The second and more damaging disclosure came on April 27, 2026, before the market opened at 8:58 AM ET, when POET announced the cancellation of all purchase orders from Celestial AI. The press release revealed that Marvell Semiconductor Inc. had provided written notice of the cancellation on April 23, 2026, stating that POET had made disclosures of information related to the purchase order and shipping details "in contravention of its confidentiality obligations." This directly contradicted Mika's April 21 interview statements and confirmed the complaint's allegation that his public disclosures had breached a confidentiality agreement with Marvell, with devastating commercial consequences for the company.

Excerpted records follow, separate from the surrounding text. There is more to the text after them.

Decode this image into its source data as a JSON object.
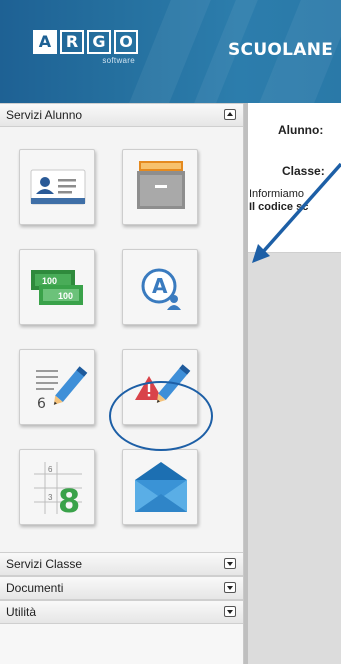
{
  "header": {
    "logo_letters": [
      "A",
      "R",
      "G",
      "O"
    ],
    "logo_subtitle": "software",
    "app_name": "SCUOLANE"
  },
  "sidebar": {
    "sections": [
      {
        "label": "Servizi Alunno",
        "state": "expanded"
      },
      {
        "label": "Servizi Classe",
        "state": "collapsed"
      },
      {
        "label": "Documenti",
        "state": "collapsed"
      },
      {
        "label": "Utilità",
        "state": "collapsed"
      }
    ],
    "tiles": [
      {
        "icon": "student-id-card-icon"
      },
      {
        "icon": "archive-drawer-icon"
      },
      {
        "icon": "banknotes-icon",
        "amount_1": "100",
        "amount_2": "100"
      },
      {
        "icon": "absences-user-icon",
        "letter": "A",
        "highlighted": true
      },
      {
        "icon": "grades-pencil-icon",
        "digit": "6"
      },
      {
        "icon": "notes-alert-pencil-icon"
      },
      {
        "icon": "grade-grid-icon",
        "small_digits": [
          "6",
          "3"
        ],
        "big_digit": "8"
      },
      {
        "icon": "envelope-icon"
      }
    ]
  },
  "main": {
    "student_label": "Alunno:",
    "class_label": "Classe:",
    "info_text": "Informiamo",
    "code_text": "Il codice sc"
  },
  "colors": {
    "header": "#25709f",
    "accent_blue": "#1d5fa6",
    "green": "#3aa24a",
    "alert_red": "#d9434a"
  }
}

The Wolfpack Research report triggered an immediate market response on April 14, 2026, with POET stock falling $0.59 per share, or 8.08%, to close at $6.71. The more severe impact came on April 27, 2026, when the announcement of the Celestial AI purchase order cancellation sent POET shares plunging $7.15 per share, or 47.3%, to close at $7.95. The combined disclosures wiped out substantial shareholder value as the market absorbed the dual reality that POET's PFIC status made it a less attractive investment for U.S. shareholders and that the CFO's breach of confidentiality obligations had cost the company its relationship with a key customer.
● Lead Plaintiff Deadline: June 29, 2026
● The Court will issue its order for lead plaintiff and counsel in the weeks after submissions are due.
● The Court will then consider motion for class certification.
● The Court will later consider a motion to dismiss.
Disclaimer: This shareholder alert is for informational purposes only and does not constitute legal advice. Consult a qualified attorney for personalized guidance. No specific outcomes are guaranteed.